The first chapter starts after the Change. The super computer, Prime Intellect, is so powerful that it can give people anything they want. Literally. Caroline Frances Hubert is 690 years old, with the mind of a fiercely independent, cunning old lady, and a body that is in its mid 20’s. She’s proud of her old-style skills, and her reputation as Queen of the Death Jockeys, people who stage exhibitions of their own “deaths”. They compete for the most “savage, outré and unique demonstration” of death. Each time they die, Prime Intellect brings them back, in any form they choose. The novel “Mayflies” explored the idea of what happens to humans who don’t have a purpose. “Kushiel’s Dart” had a heroine who was a masochist. “Metamorphosis” takes the idea of bored immortality into some truly nauseating places.

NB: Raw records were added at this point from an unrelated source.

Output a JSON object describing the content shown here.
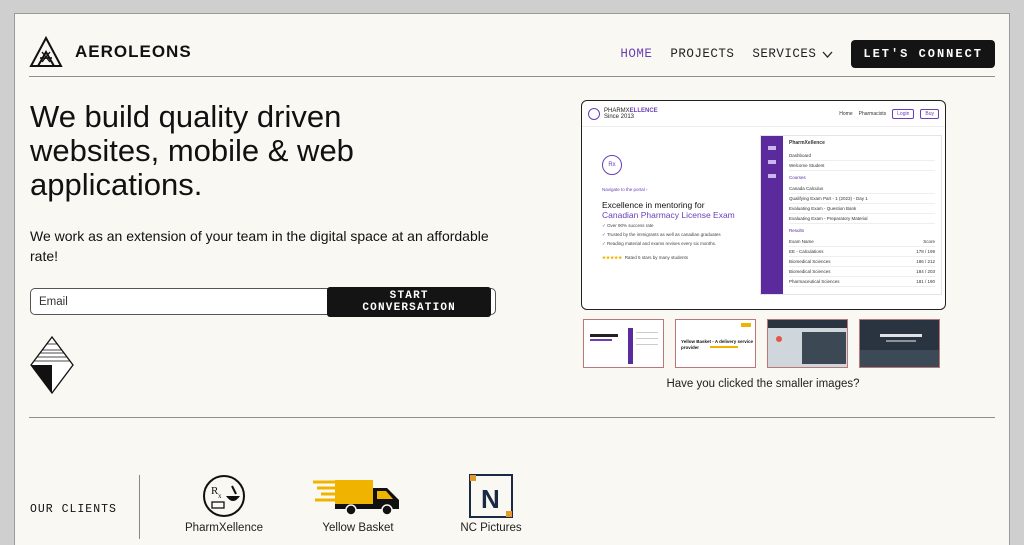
{
  "brand": {
    "name": "AEROLEONS",
    "logo_icon": "mountain-logo-icon"
  },
  "nav": {
    "items": [
      {
        "label": "HOME",
        "active": true
      },
      {
        "label": "PROJECTS",
        "active": false
      },
      {
        "label": "SERVICES",
        "active": false,
        "has_dropdown": true
      }
    ],
    "cta_label": "LET'S CONNECT"
  },
  "hero": {
    "title": "We build quality driven websites, mobile & web applications.",
    "subtitle": "We work as an extension of your team in the digital space at an affordable rate!",
    "email_placeholder": "Email",
    "submit_label": "START CONVERSATION"
  },
  "preview": {
    "brand_line1": "PHARMX",
    "brand_line1b": "ELLENCE",
    "brand_line2": "Since 2013",
    "nav": [
      "Home",
      "Pharmacists",
      "Login",
      "Buy"
    ],
    "rx": "Rx",
    "link": "Navigate to the portal  ›",
    "heading1": "Excellence in mentoring for",
    "heading2": "Canadian Pharmacy License Exam",
    "bullets": [
      "Over 90% success rate",
      "Trusted by the immigrants as well as canadian graduates",
      "Reading material and exams revises every six months."
    ],
    "stars": "★★★★★",
    "rating": "Rated 5 stars by many students",
    "panel_title": "PharmXellence",
    "panel_rows": [
      "Dashboard",
      "Welcome Student"
    ],
    "courses_label": "Courses",
    "course_rows": [
      "Canada Calculus",
      "Qualifying Exam Part - 1 (2023) - Day 1",
      "Evaluating Exam - Question Bank",
      "Evaluating Exam - Preparatory Material"
    ],
    "results_label": "Results",
    "result_rows": [
      {
        "name": "Exam Name",
        "score": "Score"
      },
      {
        "name": "EE - Calculations",
        "score": "178 / 199"
      },
      {
        "name": "Biomedical Sciences",
        "score": "186 / 212"
      },
      {
        "name": "Biomedical Sciences",
        "score": "184 / 203"
      },
      {
        "name": "Pharmaceutical Sciences",
        "score": "181 / 190"
      }
    ],
    "thumb2_text": "Yellow Basket - A delivery service provider"
  },
  "caption": "Have you clicked the smaller images?",
  "clients": {
    "label": "OUR CLIENTS",
    "items": [
      {
        "name": "PharmXellence",
        "icon": "rx-mortar-logo-icon"
      },
      {
        "name": "Yellow Basket",
        "icon": "delivery-truck-logo-icon"
      },
      {
        "name": "NC Pictures",
        "icon": "n-bracket-logo-icon"
      }
    ]
  },
  "colors": {
    "accent": "#6a3fb5",
    "dark": "#141414",
    "background": "#faf8f2",
    "yellow": "#f0b400"
  }
}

The second chapter rewinds to begin the story of how this world of Cyberspace came to be. Dr. Lawrence created an artificial intelligence using Asimov’s Three Laws of Robotics as its “morality”. I don’t know enough about the technology to know if any of this is possible but it makes for very interesting reading. Prime Intellect takes the three laws to the extreme, figuring out how to protect humans from everything, even aging. From there, the novel alternates between Caroline in the future, starting to question the world Prime Intellect has created, and Lawrence in the past watching this world be created.
The characters are very well-written, with even Prime Intellect feeling like a real “person”. Some of them are horrible people, some of them are merely human. Caroline is fiercely intelligent, reveling in the challenge of the puzzles she encounters as she tries to understand what happened to her and her world. There is a lot of very interesting, philosophical dialog amongst the action. The story is well-paced and compelling, even when the reader may want to turn away. The action is often savage and even disgusting, but it is very vivid.
“Metamorphosis of Prime Intellect” is a disturbing, intriguing novel about a future world and the near-present that leads to it. If you can accept the violence and graphic images, there are some really interesting ideas discussed. I’m actually glad I read it and I certainly won’t easily forget it.